The old guy passed during the war and everyone forgot until the late 70s what he had done. When the annex was finally discovered, they couldn’t be sure which wines were which until they also finally discovered the coded instructions Grandpa had left.

 One day René was working there and stubbed his toe on a pile of wooden cases which he was able to identify and re-label as 21 Vouvray. He let Kermit market several cases of it. It was something cheap, like $100 a bottle.

 It was early on in my stage with Kermit, who used the occasion to teach me to make cold calls to a known list of aficionados, one of whom was an Iranian brain surgeon in LA. 

When I called his number, I got his secretary, who told me he was not available. But after I told her he could get his hands on a allotment of three bottles (the norm), she said she would call into the operating room and let him know. And that I should hold the line.

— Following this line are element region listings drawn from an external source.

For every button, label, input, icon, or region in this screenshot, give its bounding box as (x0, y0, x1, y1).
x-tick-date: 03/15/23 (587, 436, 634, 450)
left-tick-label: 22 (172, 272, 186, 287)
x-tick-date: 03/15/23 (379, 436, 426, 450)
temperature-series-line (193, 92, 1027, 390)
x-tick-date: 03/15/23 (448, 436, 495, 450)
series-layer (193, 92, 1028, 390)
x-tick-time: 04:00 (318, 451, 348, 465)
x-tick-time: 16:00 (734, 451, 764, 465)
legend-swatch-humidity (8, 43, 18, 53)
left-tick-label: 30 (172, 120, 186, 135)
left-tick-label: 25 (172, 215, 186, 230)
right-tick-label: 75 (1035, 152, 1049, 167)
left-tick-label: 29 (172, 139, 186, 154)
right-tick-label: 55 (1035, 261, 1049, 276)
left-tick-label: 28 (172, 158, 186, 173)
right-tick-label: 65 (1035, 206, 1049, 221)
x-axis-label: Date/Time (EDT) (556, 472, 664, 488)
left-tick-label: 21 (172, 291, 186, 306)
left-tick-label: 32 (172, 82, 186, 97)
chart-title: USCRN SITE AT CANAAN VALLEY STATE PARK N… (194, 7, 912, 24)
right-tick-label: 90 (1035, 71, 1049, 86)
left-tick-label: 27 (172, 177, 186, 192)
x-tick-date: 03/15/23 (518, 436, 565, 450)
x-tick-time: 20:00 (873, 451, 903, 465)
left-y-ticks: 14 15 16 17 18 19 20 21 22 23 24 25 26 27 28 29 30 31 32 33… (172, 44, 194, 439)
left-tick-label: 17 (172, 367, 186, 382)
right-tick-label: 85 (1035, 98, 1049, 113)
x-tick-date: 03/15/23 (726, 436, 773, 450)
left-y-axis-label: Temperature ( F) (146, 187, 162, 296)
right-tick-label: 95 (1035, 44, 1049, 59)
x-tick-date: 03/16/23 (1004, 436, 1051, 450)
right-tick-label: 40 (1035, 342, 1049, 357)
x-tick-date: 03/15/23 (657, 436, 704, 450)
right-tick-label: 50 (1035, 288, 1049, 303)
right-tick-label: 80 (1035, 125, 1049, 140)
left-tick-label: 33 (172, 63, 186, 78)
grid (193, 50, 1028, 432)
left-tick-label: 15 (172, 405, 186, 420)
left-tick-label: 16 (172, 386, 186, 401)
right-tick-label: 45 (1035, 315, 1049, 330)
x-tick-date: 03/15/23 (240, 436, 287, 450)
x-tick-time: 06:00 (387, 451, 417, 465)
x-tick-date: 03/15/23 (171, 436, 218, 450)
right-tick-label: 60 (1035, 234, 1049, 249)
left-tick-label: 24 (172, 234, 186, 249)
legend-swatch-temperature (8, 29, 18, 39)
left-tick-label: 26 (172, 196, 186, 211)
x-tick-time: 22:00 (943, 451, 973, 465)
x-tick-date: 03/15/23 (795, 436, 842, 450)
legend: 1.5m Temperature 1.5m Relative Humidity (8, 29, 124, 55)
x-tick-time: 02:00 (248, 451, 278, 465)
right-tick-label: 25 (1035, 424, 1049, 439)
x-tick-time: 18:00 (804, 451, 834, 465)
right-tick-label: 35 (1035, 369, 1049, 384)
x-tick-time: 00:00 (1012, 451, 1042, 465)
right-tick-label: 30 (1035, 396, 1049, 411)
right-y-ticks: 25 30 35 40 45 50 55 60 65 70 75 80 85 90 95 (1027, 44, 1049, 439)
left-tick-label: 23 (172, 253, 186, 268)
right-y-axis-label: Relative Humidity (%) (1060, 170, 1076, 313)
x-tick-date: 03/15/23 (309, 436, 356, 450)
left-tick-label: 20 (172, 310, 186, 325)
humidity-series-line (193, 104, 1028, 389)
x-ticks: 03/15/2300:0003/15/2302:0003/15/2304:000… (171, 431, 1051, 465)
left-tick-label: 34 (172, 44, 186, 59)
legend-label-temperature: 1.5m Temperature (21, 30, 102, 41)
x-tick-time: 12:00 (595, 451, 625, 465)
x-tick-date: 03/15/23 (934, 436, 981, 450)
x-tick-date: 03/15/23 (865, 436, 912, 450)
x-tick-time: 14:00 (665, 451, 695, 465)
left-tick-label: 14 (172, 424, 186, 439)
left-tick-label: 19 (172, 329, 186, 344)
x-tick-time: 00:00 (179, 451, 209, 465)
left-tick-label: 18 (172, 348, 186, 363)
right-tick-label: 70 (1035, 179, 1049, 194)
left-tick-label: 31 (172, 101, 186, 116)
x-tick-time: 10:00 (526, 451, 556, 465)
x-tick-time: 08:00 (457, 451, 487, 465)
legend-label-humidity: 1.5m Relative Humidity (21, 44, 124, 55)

A minute or two later Agha Khan came on the phone himself, having left surgery to talk to me. He tried to beg two or three allotments but to no avail. I had my instructions. Poor guy had to make do with three bottles.

It was a bargain. In 1982, sixty years later, this semi-sweet Vouvray had digested most of its sweetness, had plenty of balance and fruit and a bouquet reminescent of an old manuscript into which flowers had been press-dried. It was a delight.